FitzPatrick is a GE Mark I boiling water reactor like those that exploded and melted down at Fukushima Daiichi in Japan's catastrophic March 11, 2011 nuclear meltdown. The NRC issued an Order (EA-13-109) on June 6, 2013 which modified the operating licenses of  all GE Mark I and Mark II boiling water reactor operators to require the installation of a severe accident hardened containment vent by date certain in the FitzPatrick's case following the refuelling outage of January 2017.

The hardened vent was to be designed to withstand a severe accident and reliably vent extreme heat, high pressure and explosive gases to keep the weak containment structure from destruction. After the Order was issued in 2013, FitzPatrick's operator, Entergy Nuclear, determined that it was no longer going to operate the uneconomical nuclear power plant and instead of installing the safety upgrade it would be permanently closed before the scheduled refueling in January 2017. All work on the required public safety feature stopped.
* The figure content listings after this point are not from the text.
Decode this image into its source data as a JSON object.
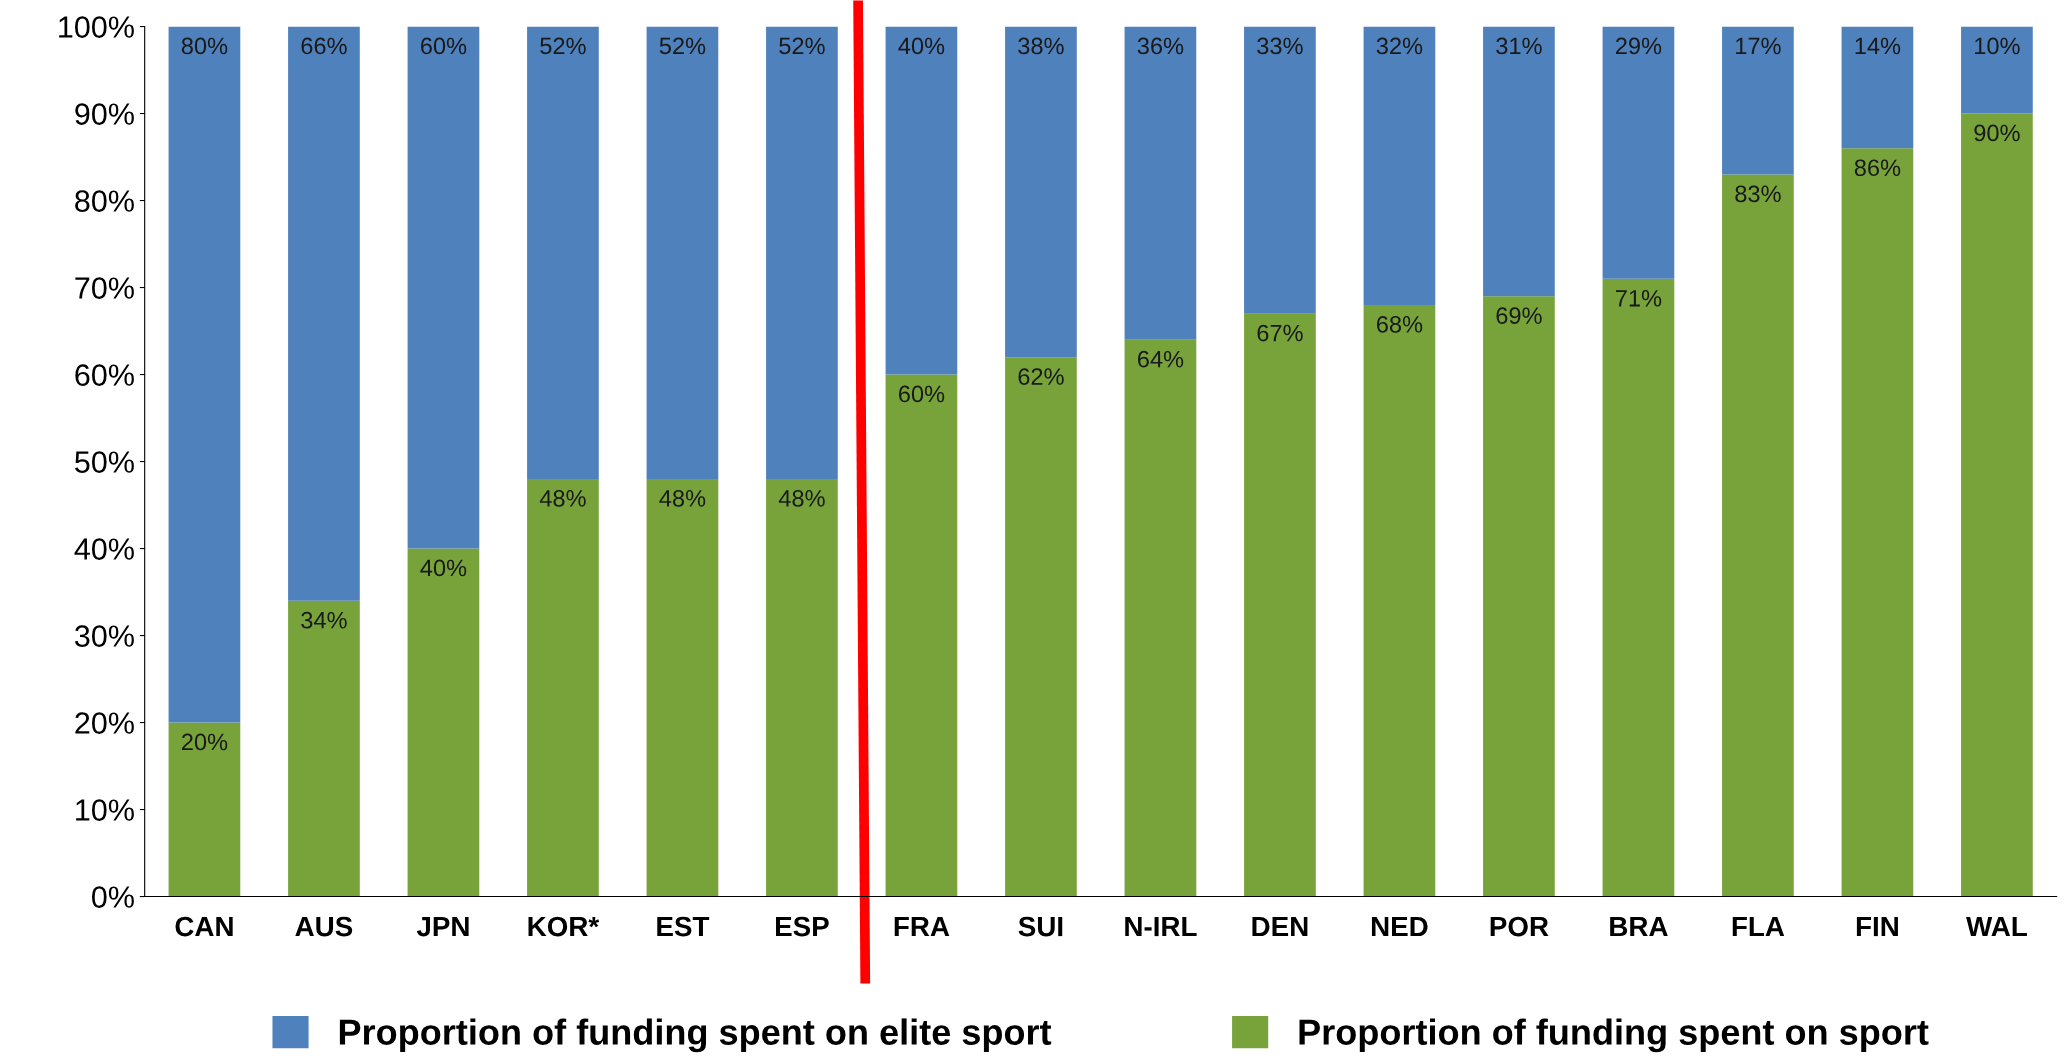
{
  "chart_data": {
    "type": "bar",
    "stacked": true,
    "categories": [
      "CAN",
      "AUS",
      "JPN",
      "KOR*",
      "EST",
      "ESP",
      "FRA",
      "SUI",
      "N-IRL",
      "DEN",
      "NED",
      "POR",
      "BRA",
      "FLA",
      "FIN",
      "WAL"
    ],
    "series": [
      {
        "name": "Proportion of funding spent on sport",
        "color": "#77a33a",
        "values": [
          20,
          34,
          40,
          48,
          48,
          48,
          60,
          62,
          64,
          67,
          68,
          69,
          71,
          83,
          86,
          90
        ],
        "value_labels": [
          "20%",
          "34%",
          "40%",
          "48%",
          "48%",
          "48%",
          "60%",
          "62%",
          "64%",
          "67%",
          "68%",
          "69%",
          "71%",
          "83%",
          "86%",
          "90%"
        ]
      },
      {
        "name": "Proportion of funding spent on elite sport",
        "color": "#4f81bd",
        "values": [
          80,
          66,
          60,
          52,
          52,
          52,
          40,
          38,
          36,
          33,
          32,
          31,
          29,
          17,
          14,
          10
        ],
        "value_labels": [
          "80%",
          "66%",
          "60%",
          "52%",
          "52%",
          "52%",
          "40%",
          "38%",
          "36%",
          "33%",
          "32%",
          "31%",
          "29%",
          "17%",
          "14%",
          "10%"
        ]
      }
    ],
    "ylim": [
      0,
      100
    ],
    "yticks": [
      {
        "value": 0,
        "label": "0%"
      },
      {
        "value": 10,
        "label": "10%"
      },
      {
        "value": 20,
        "label": "20%"
      },
      {
        "value": 30,
        "label": "30%"
      },
      {
        "value": 40,
        "label": "40%"
      },
      {
        "value": 50,
        "label": "50%"
      },
      {
        "value": 60,
        "label": "60%"
      },
      {
        "value": 70,
        "label": "70%"
      },
      {
        "value": 80,
        "label": "80%"
      },
      {
        "value": 90,
        "label": "90%"
      },
      {
        "value": 100,
        "label": "100%"
      }
    ],
    "grid": false,
    "legend": "bottom"
  }
}
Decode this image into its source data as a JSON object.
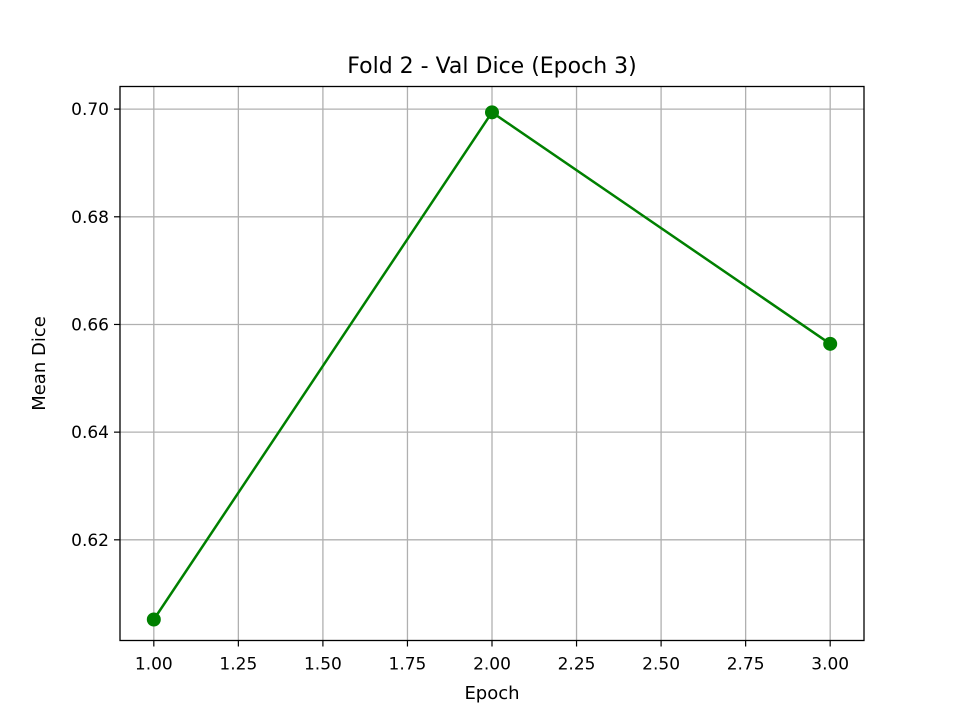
{
  "chart_data": {
    "type": "line",
    "title": "Fold 2 - Val Dice (Epoch 3)",
    "xlabel": "Epoch",
    "ylabel": "Mean Dice",
    "xlim": [
      0.9,
      3.1
    ],
    "ylim": [
      0.6013,
      0.7042
    ],
    "x_ticks": [
      1.0,
      1.25,
      1.5,
      1.75,
      2.0,
      2.25,
      2.5,
      2.75,
      3.0
    ],
    "x_tick_labels": [
      "1.00",
      "1.25",
      "1.50",
      "1.75",
      "2.00",
      "2.25",
      "2.50",
      "2.75",
      "3.00"
    ],
    "y_ticks": [
      0.62,
      0.64,
      0.66,
      0.68,
      0.7
    ],
    "y_tick_labels": [
      "0.62",
      "0.64",
      "0.66",
      "0.68",
      "0.70"
    ],
    "grid": true,
    "series": [
      {
        "color": "#008000",
        "marker": "circle",
        "points": [
          {
            "x": 1.0,
            "y": 0.6052
          },
          {
            "x": 2.0,
            "y": 0.6994
          },
          {
            "x": 3.0,
            "y": 0.6564
          }
        ]
      }
    ]
  }
}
In 2016, the State of New York passed controversial legislation to financially bailout the failing reactor through the ratepayers. Entergy then sold FitzPatrick and transfered the NRC license to Chicago-based Exelon Generation who vowed to complete the installation and keep the reactor running. Entergy asked the NRC to waive the scheduled compliance and extend it by more than a year to June 2018.

Beyond Nuclear and AGREE had requested to intervene in the request for the extension to comply given the change to the modified license required a license amendment request and openned an opportunity for a public hearing. Throughout the modifications the NRC and industry have played keep away from the public due process. The regulator and the industry have colluded to deny transparency to their malleable process.

True to form, the Commission once again denied the public a hearing on changes and delays that significantly impact public safety. "Stop" does not mean "stop" where the nuclear industry's financial agenda again supercedes the public safety agenda and its due process. Two other GE Mark I reactors, Oyster Creek in New Jersey and Pilgrim nuclear power station in Massachusetts, have avoided compliance with the Fukushima Order altogether, where these Fukushima-style reactors will be allowed to continue full power operation until their announced  permanent closure in December and June 2019.